Is torrenting legal in Japan?
Japan has some of the harshest anti-torrenting laws in the world, with penalties on violators an extremely stiff 10 million yen in fines and a two-year prison sentence.
27 people were arrested in 2013, after being caught uploading manga, video games, anime, and music videos without the explicit permission of copyright holders.
If your explicit aim while browsing the web in Japan is to download torrents, we suggest you read through our guide of the best VPNs for P2P filesharing.
What’s the future of Japanese internet?
Japan’s internet is ranked by Freedom House as “free” with the advocacy body noting that currently there’s no restrictions on social media apps, access to content, or clampdowns on popular bloggers. This is strengthened by Japan’s constitution which protects all forms of speech and prohibits censorship.
But national security concerns may cause a rethink at the federal level. In 2013, lawmakers in Japan passed the “Act on the Protection of Specially Designated Secrets”. The statutes ensconced in the act criminalize leaking and publishing national secrets regardless of intent or content. Freedom House notes that this has potential ramifications for journalists, whistleblowers, and civil society watchdogs.
The United Nations Human Rights Committee agrees that the legislation is vague and broad when it comes to defining the exact limitations of secretive matters. Individuals caught violating these parameters will be subject to high criminal penalties and lead to self-censorship by journalists and human rights defenders.
Related: A beginner’s guide to online censorship.
The laws came about after a recommendation by Japan’s communication ministry to start regulating cyberspace. The guidelines sought to rein in influential news sites, subjecting them to the same kind of regulations that bind physical newspapers and broadcast television channels. The report, titled “Final Report on a Comprehensive Legal System for Communications and Broadcasting” stated that “there is a need for an active effort from the government…as it is difficult for ISPs to individually make judgements regarding concrete harmfulness”.
Augmenting the atmosphere of fear is Prime Minister Abe’s crackdown on media freedoms in the East Asian country. In 2016, Foreign Policy reported on the Japanese government’s forceful takedown of popular voices.
Three outspoken television anchors were mysteriously removed from their jobs, with the general perception that the dismissals were orchestrated by the government, although there is no independent method of verifying this claim. The country’s largest liberal newspaper, Asahi Shimbun, was also forced to be subdued.
Such developments compelled the UN to carry out a fact-finding mission in the country during which it met with journalists, educators, and government officials. At the end of the mission, the global body declared that the “independence of press in Japan is facing serious threats”.
“Across a range of areas, I learned of deep and genuine concern that trends are moving sharply and alarmingly in the wrong direction. This is especially acute in the context of media independence,” added David Kaye, UN’s special rapporteur.

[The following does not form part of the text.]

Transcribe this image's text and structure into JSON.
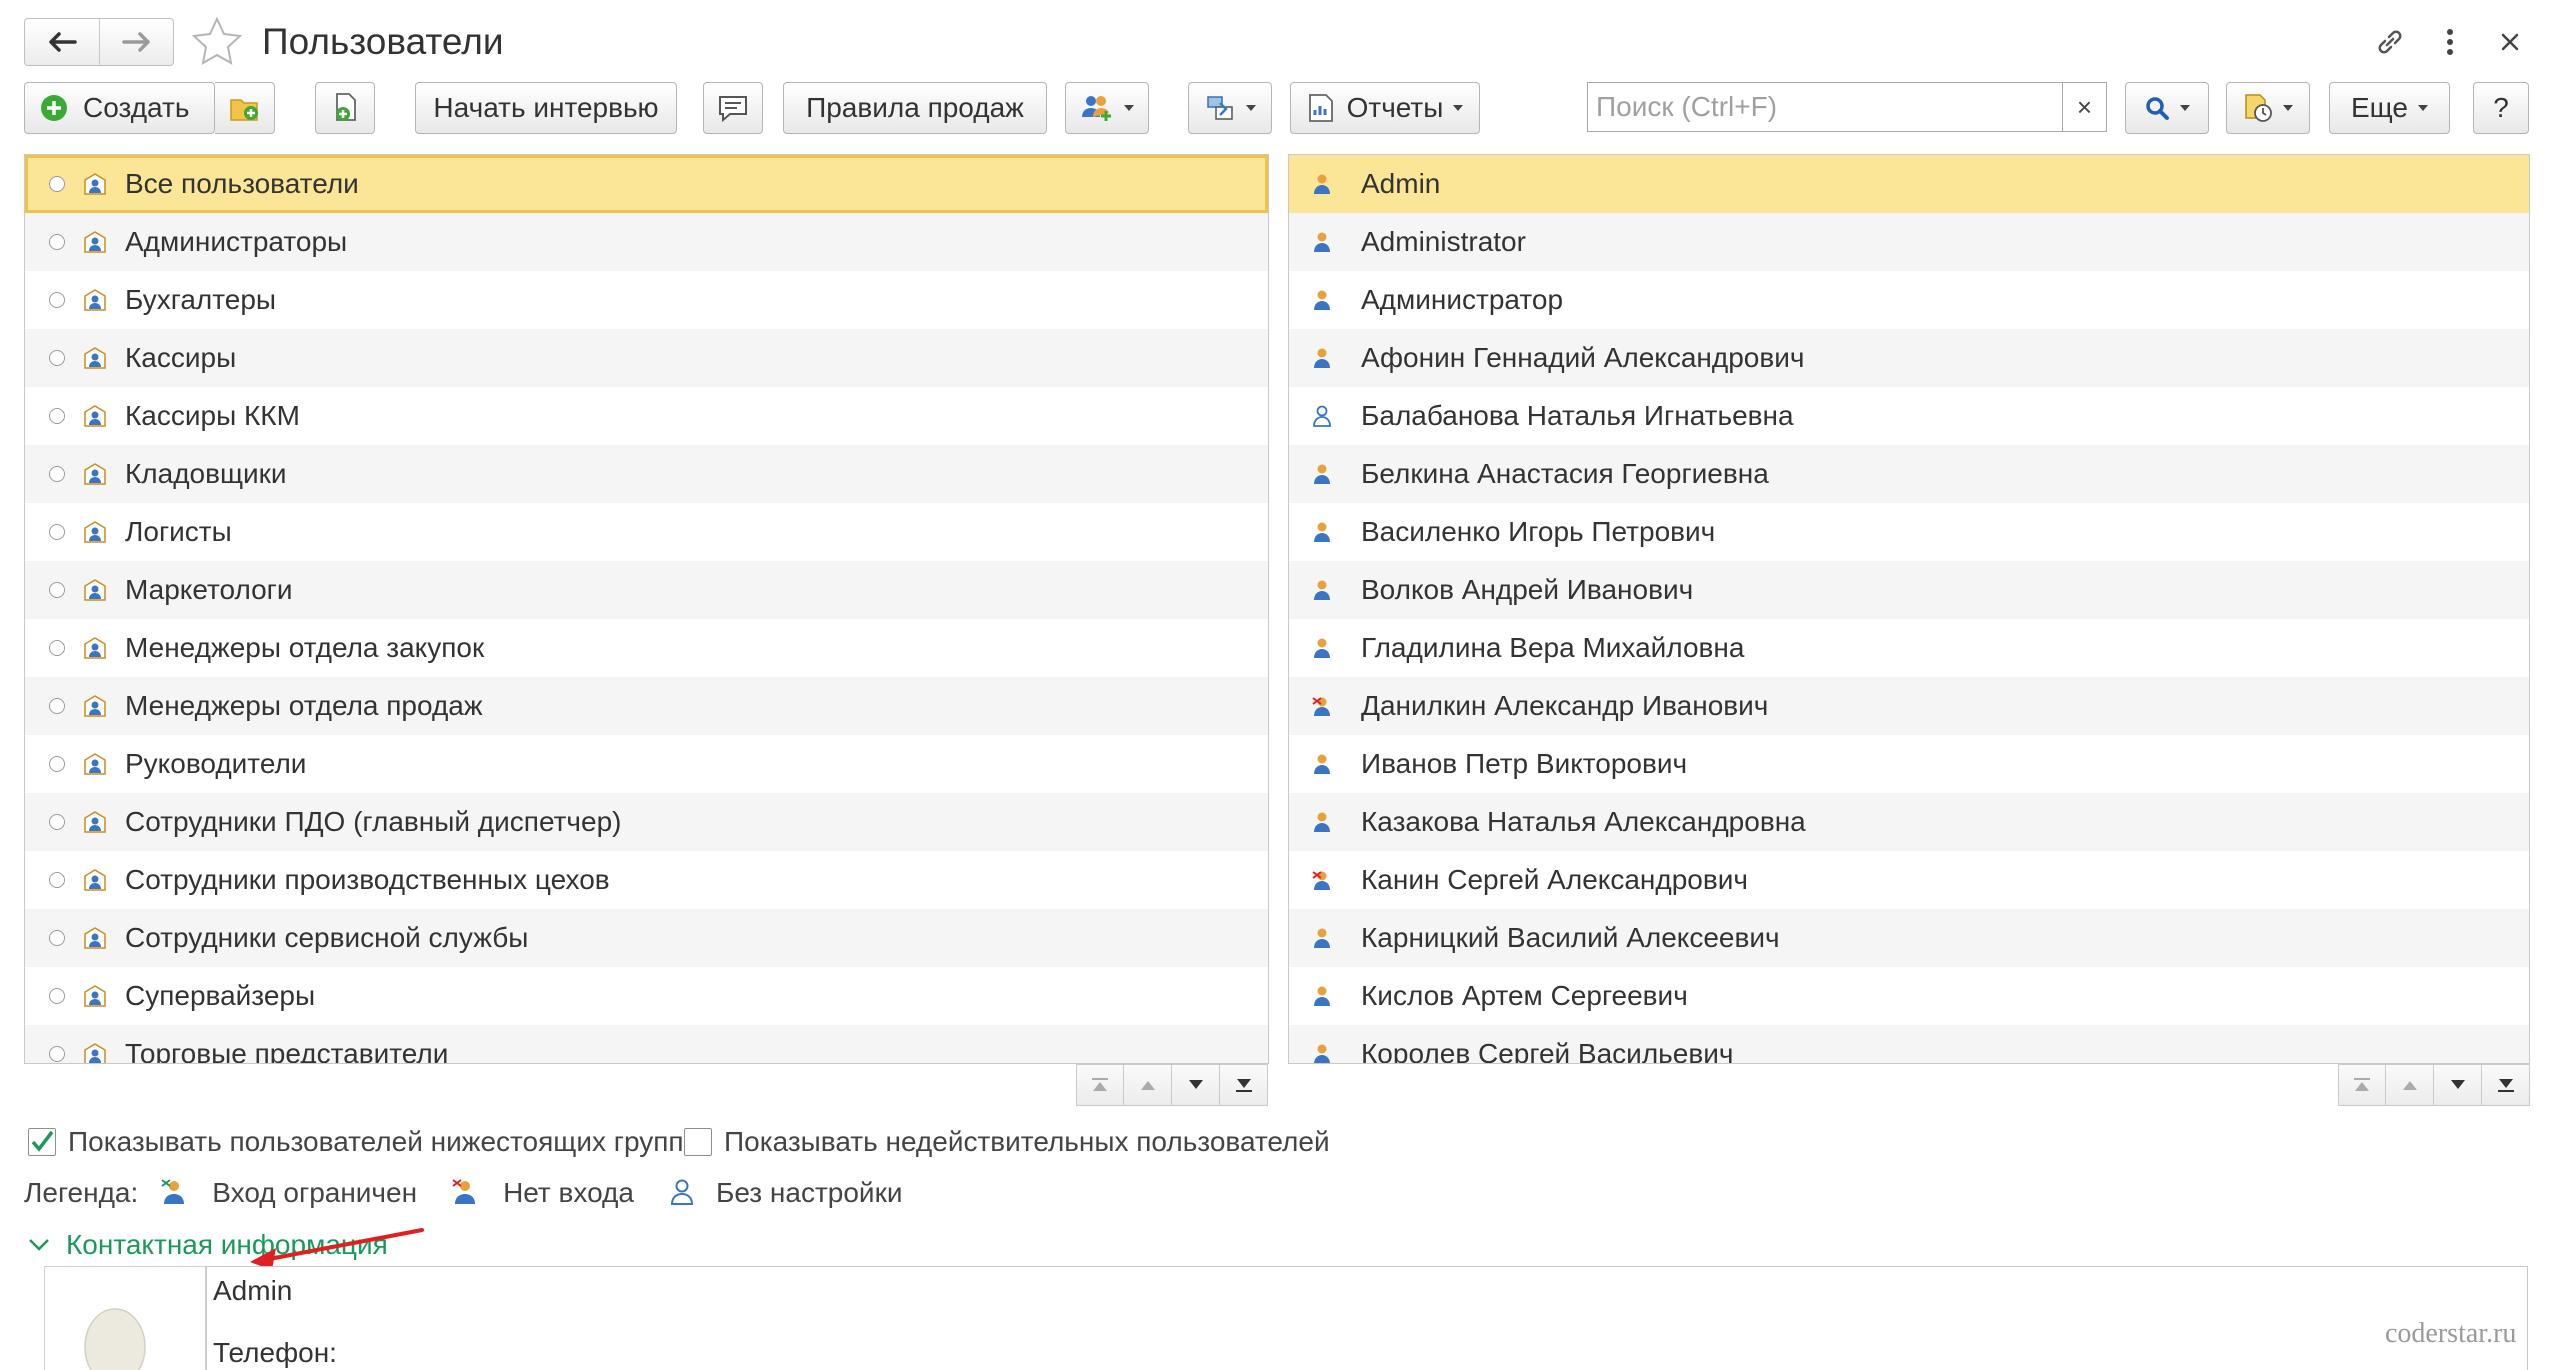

The day after the report, Japan’s ranking in press freedom by Paris-based Reporters Without Borders slid 11 places to 72 out of 180 countries surveyed.
Foreign Policy added that Japan’s spy agency, the Cabinet Intelligence and Research Office, spied on this particular UN mission by tracking the movements of a local lawyer that provided assistance to the fact-finding team. These are troubling developments for a country that has prided itself as the largest democracy in the region and may provide a snapshot for what lies ahead.
Having said that, it’s important to state that there haven’t yet been any official arrests of media personnel under this new legislation. There is, however, a maximum penalty of a ten-year imprisonment for those found guilty of revealing state secrets.